The UK government has submitted applications to the EU to create Border Control Posts (BCPs) at Northern Ireland’s ports.
BCPs are facilities used to check animals and food arriving in the EU single market.
At the end of the Brexit transition on 1 January, Northern Ireland will stay in the EU single market for goods.
The rest of the UK will not, so some products entering NI from GB will need to be checked at the posts.
A UK government spokesperson said: ‘We have always been clear that, following the Northern Ireland Protocol, there would be a limited expansion of facilities at some existing entry points, where certain controls for animal and plant health already take place.
‘We have submitted applications for these entry points on time and there will be no new customs infrastructure in Northern Ireland.’
Last week, Northern Ireland Agriculture Minister Edwin Poots wrote to his counterpart in Westminster saying that he was not cooperating with a full application until he got more clarity on how BCPs would be used.

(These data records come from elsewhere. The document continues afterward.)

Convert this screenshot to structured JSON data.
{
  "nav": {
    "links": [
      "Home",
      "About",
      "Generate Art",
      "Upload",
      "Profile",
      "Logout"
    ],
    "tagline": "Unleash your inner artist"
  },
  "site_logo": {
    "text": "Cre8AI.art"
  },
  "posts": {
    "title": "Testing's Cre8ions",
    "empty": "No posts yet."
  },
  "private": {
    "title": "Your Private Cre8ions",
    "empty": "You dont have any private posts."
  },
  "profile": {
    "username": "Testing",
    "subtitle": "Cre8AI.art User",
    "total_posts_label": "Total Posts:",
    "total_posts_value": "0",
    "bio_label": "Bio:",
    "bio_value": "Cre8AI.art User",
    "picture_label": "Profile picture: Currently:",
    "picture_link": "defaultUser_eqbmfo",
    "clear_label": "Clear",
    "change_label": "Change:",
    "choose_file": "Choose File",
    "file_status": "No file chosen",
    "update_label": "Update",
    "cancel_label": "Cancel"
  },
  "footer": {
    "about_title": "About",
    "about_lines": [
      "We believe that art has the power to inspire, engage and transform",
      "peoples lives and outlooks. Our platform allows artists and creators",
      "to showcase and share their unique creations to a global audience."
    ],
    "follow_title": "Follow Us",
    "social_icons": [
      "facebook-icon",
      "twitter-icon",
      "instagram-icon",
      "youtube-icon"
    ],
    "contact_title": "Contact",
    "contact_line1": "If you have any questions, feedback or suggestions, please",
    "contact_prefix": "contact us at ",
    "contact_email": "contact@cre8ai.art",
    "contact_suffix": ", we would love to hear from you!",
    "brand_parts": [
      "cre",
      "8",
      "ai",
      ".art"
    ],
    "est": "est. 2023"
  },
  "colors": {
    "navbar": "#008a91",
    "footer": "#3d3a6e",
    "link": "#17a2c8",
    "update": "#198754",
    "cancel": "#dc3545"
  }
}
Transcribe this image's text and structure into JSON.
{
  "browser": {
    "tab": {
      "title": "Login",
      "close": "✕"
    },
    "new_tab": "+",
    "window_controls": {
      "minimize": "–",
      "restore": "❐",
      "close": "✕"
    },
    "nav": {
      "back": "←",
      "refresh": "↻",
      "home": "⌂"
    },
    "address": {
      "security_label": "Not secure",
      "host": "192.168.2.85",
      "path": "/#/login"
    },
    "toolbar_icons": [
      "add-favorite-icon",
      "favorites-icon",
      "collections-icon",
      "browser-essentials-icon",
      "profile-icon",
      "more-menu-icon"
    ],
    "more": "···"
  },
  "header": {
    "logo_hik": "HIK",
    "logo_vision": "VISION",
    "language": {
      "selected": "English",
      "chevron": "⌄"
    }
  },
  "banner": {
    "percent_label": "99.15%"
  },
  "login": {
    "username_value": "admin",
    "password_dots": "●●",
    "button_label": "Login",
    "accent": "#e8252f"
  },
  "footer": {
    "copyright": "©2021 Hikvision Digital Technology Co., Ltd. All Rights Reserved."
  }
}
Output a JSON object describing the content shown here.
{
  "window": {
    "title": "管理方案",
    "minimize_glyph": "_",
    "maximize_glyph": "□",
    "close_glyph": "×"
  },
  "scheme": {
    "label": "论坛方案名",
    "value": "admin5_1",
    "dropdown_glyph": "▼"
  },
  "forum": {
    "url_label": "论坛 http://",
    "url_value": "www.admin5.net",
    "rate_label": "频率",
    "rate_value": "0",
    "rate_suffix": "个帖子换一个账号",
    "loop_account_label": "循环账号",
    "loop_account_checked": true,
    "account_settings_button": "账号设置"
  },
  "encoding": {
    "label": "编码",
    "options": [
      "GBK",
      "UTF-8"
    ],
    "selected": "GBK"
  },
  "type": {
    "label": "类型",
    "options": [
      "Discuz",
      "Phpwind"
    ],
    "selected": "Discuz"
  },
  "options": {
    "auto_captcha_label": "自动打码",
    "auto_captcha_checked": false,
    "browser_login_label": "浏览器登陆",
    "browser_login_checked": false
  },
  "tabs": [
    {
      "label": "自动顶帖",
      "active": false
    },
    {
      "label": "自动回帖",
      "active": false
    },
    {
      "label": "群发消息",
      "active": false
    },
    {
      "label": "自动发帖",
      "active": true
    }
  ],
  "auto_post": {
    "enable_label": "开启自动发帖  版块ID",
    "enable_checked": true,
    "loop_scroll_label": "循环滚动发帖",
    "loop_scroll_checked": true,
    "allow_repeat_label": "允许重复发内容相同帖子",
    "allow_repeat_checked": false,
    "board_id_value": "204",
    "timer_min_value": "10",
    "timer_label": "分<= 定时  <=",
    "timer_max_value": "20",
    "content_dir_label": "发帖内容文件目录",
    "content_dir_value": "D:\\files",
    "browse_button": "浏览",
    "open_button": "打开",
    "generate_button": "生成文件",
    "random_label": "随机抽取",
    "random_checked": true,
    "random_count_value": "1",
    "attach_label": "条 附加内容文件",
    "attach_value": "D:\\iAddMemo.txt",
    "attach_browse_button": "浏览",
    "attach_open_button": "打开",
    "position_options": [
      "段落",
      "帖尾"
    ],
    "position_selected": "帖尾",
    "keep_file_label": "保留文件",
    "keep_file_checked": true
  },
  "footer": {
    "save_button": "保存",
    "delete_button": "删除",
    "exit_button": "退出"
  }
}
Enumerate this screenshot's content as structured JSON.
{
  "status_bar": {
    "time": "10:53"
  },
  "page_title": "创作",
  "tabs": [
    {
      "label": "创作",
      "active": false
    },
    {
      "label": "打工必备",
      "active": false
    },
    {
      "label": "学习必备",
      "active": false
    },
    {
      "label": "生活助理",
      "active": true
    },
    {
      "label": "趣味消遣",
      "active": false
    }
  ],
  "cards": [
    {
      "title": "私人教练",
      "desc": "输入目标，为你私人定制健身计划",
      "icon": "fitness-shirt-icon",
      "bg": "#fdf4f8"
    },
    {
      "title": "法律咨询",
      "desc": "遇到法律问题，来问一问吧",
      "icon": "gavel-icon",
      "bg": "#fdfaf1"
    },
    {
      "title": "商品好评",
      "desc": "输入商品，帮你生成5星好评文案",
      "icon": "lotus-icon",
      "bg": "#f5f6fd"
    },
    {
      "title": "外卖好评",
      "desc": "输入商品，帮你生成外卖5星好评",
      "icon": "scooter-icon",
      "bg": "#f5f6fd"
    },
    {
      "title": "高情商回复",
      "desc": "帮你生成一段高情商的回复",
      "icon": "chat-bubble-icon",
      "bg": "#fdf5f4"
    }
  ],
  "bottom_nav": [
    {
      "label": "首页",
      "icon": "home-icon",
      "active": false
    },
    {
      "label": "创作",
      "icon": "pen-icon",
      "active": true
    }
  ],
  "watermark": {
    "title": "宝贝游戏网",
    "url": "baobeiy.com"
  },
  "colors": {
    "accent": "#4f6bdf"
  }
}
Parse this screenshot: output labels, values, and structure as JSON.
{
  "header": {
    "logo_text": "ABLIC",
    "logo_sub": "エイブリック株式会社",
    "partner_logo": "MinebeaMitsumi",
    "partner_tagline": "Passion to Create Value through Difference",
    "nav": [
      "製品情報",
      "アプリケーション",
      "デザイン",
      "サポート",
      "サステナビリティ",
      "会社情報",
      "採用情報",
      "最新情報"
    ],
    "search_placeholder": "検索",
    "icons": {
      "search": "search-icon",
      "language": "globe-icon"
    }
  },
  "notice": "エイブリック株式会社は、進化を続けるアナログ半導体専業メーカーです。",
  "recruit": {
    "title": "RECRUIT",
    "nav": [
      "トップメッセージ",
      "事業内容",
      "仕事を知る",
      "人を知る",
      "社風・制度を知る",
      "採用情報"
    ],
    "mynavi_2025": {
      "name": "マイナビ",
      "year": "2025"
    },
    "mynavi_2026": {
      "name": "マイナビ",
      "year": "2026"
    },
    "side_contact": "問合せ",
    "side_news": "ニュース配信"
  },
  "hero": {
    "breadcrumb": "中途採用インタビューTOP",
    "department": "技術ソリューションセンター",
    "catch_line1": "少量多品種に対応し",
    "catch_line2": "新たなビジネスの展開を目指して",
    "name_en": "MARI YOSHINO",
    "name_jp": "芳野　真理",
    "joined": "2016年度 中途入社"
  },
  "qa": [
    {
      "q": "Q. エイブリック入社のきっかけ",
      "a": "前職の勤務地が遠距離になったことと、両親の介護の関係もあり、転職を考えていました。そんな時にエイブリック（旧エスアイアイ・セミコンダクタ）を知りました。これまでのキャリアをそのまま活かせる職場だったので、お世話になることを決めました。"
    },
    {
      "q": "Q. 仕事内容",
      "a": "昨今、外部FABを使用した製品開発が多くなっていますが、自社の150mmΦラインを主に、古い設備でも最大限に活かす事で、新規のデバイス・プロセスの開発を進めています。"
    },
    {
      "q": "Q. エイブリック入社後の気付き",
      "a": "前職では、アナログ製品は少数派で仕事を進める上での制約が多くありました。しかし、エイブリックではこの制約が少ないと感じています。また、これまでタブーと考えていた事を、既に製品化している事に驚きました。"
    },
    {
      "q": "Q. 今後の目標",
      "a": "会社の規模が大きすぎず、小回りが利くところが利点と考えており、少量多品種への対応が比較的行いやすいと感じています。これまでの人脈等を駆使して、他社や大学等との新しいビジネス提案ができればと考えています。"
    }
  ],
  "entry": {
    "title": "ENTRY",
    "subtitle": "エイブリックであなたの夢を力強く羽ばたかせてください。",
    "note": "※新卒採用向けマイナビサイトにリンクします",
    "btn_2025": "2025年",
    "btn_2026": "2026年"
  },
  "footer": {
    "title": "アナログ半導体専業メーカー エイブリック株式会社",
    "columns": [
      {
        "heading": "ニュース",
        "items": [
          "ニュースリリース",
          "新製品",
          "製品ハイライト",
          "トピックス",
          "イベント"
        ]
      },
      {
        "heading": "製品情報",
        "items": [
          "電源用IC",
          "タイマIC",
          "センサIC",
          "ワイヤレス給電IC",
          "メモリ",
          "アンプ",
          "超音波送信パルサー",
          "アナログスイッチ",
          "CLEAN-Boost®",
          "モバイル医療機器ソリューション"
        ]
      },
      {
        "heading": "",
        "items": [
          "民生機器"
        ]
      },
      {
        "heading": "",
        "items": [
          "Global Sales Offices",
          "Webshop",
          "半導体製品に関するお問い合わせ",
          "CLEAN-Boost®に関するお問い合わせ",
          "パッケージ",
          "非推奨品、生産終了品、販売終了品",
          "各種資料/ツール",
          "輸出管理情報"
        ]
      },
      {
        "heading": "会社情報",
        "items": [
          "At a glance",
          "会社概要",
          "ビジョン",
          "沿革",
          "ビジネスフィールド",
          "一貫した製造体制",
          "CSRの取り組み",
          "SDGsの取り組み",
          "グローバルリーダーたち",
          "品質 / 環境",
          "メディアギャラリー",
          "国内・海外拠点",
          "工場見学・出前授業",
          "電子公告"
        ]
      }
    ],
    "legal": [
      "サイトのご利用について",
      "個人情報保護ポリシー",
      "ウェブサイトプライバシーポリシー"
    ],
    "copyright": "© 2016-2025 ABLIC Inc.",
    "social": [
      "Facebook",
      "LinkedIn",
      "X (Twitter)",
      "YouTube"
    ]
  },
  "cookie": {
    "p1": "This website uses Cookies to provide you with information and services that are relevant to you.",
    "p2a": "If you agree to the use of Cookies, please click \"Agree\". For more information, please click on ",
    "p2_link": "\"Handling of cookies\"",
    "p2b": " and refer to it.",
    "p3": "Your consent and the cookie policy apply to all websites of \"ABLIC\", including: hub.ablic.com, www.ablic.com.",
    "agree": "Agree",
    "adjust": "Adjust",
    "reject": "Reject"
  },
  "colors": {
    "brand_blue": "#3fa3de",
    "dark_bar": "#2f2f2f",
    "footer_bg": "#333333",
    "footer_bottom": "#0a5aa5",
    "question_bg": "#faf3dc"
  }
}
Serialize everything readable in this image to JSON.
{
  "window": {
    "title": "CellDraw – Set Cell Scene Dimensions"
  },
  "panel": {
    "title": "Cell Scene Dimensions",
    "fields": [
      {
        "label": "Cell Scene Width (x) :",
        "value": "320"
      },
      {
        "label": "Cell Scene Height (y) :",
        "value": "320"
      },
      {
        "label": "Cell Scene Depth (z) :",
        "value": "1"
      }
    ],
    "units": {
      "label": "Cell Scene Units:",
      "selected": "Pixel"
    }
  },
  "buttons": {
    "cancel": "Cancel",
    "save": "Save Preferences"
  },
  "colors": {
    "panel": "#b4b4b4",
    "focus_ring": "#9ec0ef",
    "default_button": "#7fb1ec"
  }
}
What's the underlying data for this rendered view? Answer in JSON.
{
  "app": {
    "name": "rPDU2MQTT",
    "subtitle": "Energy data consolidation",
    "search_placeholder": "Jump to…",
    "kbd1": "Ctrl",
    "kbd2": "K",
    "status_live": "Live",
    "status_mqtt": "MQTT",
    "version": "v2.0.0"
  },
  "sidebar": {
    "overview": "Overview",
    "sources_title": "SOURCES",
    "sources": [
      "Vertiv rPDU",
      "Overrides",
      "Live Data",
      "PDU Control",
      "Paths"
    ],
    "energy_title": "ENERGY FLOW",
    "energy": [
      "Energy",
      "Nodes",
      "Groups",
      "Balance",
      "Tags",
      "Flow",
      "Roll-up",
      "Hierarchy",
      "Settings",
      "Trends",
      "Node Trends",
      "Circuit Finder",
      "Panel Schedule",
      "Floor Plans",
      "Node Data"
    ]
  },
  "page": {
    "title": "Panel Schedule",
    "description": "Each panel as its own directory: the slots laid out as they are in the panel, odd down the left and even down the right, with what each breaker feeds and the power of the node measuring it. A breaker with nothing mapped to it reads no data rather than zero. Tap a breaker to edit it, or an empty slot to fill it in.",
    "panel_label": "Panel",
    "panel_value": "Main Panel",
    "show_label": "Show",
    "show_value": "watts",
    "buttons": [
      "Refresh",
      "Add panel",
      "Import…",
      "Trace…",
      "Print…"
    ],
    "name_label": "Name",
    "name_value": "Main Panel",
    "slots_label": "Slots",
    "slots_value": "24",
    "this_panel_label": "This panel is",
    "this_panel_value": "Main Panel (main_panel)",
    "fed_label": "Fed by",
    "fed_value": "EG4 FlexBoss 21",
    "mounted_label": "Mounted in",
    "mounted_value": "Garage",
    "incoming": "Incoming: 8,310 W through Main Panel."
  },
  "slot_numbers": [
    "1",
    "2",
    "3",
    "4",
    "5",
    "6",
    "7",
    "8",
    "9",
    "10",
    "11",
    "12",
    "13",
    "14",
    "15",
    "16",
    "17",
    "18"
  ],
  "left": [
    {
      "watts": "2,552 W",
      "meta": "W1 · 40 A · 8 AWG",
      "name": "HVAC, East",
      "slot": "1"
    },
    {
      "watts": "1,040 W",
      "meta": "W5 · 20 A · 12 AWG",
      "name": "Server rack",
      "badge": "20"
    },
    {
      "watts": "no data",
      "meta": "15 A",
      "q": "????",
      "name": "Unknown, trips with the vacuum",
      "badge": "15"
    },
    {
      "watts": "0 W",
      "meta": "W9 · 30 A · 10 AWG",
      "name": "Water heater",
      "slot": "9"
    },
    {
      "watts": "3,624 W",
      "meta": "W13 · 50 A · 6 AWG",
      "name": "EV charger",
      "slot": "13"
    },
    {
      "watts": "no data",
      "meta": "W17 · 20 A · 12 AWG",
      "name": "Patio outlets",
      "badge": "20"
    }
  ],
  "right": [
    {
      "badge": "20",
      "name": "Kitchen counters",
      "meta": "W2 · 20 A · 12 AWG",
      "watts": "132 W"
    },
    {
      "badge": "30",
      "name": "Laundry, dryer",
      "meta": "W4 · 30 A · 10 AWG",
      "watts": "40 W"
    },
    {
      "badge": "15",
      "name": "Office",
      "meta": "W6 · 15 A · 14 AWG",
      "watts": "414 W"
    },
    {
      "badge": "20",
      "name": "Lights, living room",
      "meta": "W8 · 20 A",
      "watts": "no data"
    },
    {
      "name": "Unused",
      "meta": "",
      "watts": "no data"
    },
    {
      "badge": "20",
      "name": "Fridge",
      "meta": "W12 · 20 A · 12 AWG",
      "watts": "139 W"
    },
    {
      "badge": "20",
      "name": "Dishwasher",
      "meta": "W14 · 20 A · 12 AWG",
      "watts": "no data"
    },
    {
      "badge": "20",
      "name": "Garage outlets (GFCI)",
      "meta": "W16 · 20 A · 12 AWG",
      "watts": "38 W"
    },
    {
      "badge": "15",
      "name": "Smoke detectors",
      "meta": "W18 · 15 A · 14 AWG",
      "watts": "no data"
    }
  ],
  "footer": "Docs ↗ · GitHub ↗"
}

In a letter to DEFRA Secretary George Eustice, Mr Poots acknowledged there is a legal responsibility to create the BCPs.
However, he added: “I am currently unable to present a full application due to the lack of certainty around a number of key areas including the level of checks required.”
Mr Poots then posed a series of questions such as whether major supermarkets could be exempt from checks as “trusted traders” and whether a check of 1% of non-trusted trader goods would be acceptable.
However DEFRA has proceeded with the application.
It is able to do this because engagement with the EU via the UK Government – as international relations – are not a devolved matter.
The UK spokesman added: ‘We are continuing to work closely with the executive on proposals to minimise requirements on the movement of food and agricultural products, in line with the approach we set out in our May command paper.’